The video was startling: As a motorcycle carrying three men speeds down a city street in Myanmar, a soldier traveling in the back of a pickup truck opens fire. One man falls to the ground, mortally wounded, while the other two run away. 

Investigative reporters Robin McDowell and Margie Mason found that the video was one of many seeming to show the military firing at civilians indiscriminately in the wake of the February coup. But they also noticed something else: Security forces appear to not only shoot at civilians but also go out of their way to mutilate and drag bodies in the street in what seemed to be a way to terrorize the populace. The reporters wondered if this might be a broader pattern across the country. They teamed up with the Human Rights Center Investigations Lab at the University of California, Berkeley, to analyze thousands of social media posts and images online.

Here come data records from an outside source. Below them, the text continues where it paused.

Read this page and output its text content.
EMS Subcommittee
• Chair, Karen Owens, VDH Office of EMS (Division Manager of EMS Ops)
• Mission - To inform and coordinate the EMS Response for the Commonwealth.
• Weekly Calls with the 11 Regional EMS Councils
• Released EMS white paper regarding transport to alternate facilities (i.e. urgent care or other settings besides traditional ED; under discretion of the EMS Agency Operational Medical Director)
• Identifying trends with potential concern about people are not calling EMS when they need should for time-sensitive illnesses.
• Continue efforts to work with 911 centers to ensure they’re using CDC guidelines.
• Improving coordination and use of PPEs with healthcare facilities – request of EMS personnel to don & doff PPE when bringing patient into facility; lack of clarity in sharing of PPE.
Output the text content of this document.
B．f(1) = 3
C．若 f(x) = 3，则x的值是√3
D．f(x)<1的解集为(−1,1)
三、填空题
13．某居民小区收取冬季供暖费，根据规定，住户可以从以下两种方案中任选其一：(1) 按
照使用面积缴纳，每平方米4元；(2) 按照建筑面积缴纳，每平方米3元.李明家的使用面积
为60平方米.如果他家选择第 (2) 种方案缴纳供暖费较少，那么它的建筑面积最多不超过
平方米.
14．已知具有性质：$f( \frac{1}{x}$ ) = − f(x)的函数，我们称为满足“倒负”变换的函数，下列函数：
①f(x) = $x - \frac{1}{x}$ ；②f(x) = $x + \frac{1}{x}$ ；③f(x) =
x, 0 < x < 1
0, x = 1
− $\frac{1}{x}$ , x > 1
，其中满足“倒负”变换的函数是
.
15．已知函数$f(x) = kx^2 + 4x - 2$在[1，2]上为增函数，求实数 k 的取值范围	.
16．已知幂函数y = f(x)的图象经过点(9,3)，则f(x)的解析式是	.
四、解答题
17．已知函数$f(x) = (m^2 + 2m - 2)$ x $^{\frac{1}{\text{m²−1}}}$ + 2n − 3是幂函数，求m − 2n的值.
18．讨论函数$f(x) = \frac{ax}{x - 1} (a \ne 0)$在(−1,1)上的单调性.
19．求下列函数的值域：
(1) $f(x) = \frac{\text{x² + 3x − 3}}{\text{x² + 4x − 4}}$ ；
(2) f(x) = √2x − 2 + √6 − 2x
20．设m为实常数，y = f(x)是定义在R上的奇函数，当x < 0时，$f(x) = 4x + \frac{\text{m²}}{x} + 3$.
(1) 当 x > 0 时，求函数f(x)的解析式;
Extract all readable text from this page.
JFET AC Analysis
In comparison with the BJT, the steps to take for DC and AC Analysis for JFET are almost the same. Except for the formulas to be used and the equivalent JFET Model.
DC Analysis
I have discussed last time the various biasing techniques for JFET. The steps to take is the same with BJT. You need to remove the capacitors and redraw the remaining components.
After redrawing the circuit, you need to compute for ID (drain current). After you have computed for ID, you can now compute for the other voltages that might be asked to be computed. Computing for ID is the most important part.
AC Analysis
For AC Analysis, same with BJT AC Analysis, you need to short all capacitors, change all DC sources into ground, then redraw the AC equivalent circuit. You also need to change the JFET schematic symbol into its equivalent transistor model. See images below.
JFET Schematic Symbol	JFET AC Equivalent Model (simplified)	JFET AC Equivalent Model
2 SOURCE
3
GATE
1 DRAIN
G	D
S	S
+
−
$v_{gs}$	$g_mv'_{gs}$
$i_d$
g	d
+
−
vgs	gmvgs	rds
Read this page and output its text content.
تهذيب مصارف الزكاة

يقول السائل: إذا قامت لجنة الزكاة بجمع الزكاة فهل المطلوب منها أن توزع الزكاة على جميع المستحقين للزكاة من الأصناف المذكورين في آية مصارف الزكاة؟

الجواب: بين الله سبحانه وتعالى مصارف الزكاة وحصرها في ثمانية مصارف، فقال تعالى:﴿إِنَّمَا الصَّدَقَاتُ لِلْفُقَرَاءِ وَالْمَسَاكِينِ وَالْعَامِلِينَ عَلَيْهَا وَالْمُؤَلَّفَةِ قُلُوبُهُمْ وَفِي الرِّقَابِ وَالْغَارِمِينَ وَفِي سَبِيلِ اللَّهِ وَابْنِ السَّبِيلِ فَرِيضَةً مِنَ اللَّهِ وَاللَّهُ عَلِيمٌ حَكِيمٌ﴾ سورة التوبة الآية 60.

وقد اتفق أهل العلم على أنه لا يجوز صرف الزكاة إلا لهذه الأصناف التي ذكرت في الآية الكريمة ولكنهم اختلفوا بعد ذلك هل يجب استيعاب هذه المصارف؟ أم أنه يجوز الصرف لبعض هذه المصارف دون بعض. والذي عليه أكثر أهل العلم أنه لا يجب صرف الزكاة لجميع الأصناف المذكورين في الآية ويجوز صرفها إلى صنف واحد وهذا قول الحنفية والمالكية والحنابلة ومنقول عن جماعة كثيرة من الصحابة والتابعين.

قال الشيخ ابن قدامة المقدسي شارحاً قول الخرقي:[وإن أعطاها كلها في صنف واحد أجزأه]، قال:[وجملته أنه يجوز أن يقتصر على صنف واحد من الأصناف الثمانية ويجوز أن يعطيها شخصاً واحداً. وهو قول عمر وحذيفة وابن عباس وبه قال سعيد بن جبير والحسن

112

The resulting investigation showed how the junta in Myanmar was using the bodies of the dead and wounded as tools of terror in the words of human rights activists. The reporters and researchers at the HRC Lab, using satellite visuals, reverse image searches, and even a sun-shadow calculator were able to verify the exact time and location where the motorcycle shooting took place: 10:38 a.m. in front of a high school on Azarni Road in the southern town of Dawei. They found more than 130 other instances where the junta was using bodies to send a message. In addition, they found bodies were taken from families and cremated without their permission, autopsies performed without permission, and families forced to sign documents saying their loved ones had died of causes other than gunshots.

Essential to the investigation, Southeast Asia news director Kiko Rosario and his team secured permissions for videos and imagery analyzed for the story, and his knowledge of the region proved invaluable. Video journalist Manuel Valdes blended all of the videos that HRC Lab gathered from social media, with shots of the researchers demonstrating the cutting-edge techniques they used to reveal the military’s practices.

Investigating the story in this manner — analyzing video footage in such detail — broke new ground for the AP. The Best of the Week judges were impressed by the innovative way in which the team harnessed the expertise of the HRC Lab, expanding AP’s reporting capabilities on a story with severe restrictions of media access. The team’s piece, accompanied by Valdes’ video explaining how the visual investigation was conducted, received more than 53,000 views on AP platforms.

“Courageous people in Myanmar are taking videos of state-violence and sharing what they capture with the world,” said Alexa Koenig, executive director of the Human Rights Center at Berkeley, about the AP collaboration. “Our students and staff are finding and verifying this user-generated content to help journalists and other researchers amplify information about atrocities that would otherwise be carried out in secret and with impunity.” 

For their creative work in finding a way to analyze visual data from one of the world’s most secretive countries and bringing that together in a rich and compelling multiformat narrative, McDowell, Mason, Rosario and Valdes earn AP’s Best of the Week award.